Malum Küçükkaymaklı en büyük göçün yaşandığı bir bölgeydi.  21 Aralık 1963 olaylarında evleri Rumlar tarafından yakılan ama mücahitlerimize orada barınma imkanı vermeyen o amansız çarpışlamar sonrasında o bölge tamamen boşaltıldı ve 1974’e kadar Rumların kontrolunda kaldı.
Yeni gençlerin bilmedikleri bir hususa daha değinelim...

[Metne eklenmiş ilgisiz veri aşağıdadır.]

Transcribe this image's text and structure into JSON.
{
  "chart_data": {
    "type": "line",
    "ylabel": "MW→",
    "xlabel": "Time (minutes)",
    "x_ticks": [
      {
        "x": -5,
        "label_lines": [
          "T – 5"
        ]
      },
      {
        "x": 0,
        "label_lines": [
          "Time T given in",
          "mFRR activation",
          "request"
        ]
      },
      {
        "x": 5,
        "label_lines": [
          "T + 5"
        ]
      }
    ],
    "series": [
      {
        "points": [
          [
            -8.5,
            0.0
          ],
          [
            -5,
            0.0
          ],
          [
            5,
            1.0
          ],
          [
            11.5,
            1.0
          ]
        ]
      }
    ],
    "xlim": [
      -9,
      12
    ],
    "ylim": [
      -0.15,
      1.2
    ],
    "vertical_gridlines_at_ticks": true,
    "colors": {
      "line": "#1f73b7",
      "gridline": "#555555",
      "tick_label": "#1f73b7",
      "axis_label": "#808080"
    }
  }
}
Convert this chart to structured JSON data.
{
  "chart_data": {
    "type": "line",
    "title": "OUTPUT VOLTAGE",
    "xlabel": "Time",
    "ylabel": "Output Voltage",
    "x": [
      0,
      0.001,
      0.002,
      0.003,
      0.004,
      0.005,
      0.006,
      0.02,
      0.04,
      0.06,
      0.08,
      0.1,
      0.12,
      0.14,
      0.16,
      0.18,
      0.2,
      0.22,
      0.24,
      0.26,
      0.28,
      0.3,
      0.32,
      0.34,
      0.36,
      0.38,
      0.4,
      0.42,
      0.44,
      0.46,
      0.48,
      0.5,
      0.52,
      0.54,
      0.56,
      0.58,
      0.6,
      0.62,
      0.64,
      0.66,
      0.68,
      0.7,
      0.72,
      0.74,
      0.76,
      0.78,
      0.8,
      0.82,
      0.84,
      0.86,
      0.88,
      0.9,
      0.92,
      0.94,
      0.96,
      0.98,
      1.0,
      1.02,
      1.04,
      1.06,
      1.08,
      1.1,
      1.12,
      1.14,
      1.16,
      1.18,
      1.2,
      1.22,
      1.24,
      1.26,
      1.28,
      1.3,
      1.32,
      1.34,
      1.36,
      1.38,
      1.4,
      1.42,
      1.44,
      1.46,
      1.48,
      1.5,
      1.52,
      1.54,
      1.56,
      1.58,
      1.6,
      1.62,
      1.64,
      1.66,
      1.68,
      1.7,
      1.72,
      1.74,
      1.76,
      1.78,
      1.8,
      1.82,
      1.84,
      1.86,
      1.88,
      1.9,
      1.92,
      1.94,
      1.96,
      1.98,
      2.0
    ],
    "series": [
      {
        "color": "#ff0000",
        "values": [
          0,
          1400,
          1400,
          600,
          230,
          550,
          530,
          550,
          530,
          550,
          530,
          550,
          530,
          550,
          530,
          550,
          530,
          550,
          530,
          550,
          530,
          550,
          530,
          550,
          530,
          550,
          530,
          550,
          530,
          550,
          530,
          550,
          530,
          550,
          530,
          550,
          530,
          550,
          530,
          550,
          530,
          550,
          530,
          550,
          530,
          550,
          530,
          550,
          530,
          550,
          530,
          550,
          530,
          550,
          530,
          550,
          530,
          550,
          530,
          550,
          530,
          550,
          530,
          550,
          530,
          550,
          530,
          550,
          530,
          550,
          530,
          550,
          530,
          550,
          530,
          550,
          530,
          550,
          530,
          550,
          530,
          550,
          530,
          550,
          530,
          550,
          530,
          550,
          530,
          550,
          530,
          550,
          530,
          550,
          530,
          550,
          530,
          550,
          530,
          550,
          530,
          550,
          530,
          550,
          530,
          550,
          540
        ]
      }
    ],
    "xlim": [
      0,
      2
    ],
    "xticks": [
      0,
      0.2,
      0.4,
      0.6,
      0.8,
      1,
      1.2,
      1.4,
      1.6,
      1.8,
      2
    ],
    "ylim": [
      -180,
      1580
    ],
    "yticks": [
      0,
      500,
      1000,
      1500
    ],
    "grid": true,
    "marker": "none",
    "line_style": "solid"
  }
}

21 Aralık 1963’ten, 20 Temmuz 1974’e kadar biz Türkler oraya tek bir adım atamamıştık.  O bölgeye baktığımızda mavi Yunan bayrağının dalgalandığını görürdük.  Bunun yanında sınırlara dizilen variller ve kum torbaları bizim hayatımızın garantisiydi.
Rahmetlik Denktaş Bey savaş sonrasında bölgeyi gezdiğinde askeri makamla istişare ederek bölgeyi korumaya aldırmış ve adeta “Acılar Müzesi” olarak nitelendirebileceğimiz Küçük Kaymaklı’da Rumlar tarafından yakılıp yıkılan Türk evlerini, gelen giden yabancı diplomatlara gösterirdi. Yabancı diplomatların o gezilerden çok etkilendiklerini anımsıyorum.
Şimdi düşünüyorum...
Madem bölge bizim kontrolumuzdadır, madem Şehit Hüseyin Ruso’nun mezarı oraya nakledilecektir, artık o bölge de halk tarafından ziyarete açılmalıdır diye düşünüyorum.
Elbette ki Rumlara komşu olan sınır hatlarımız korunmalıdır.
O bağlamda Şehit Hüseyin Ruso’nun kabir naklini vesile ederek, yeni gençlere “Buralara kolay gelmedik” demek istiyorum.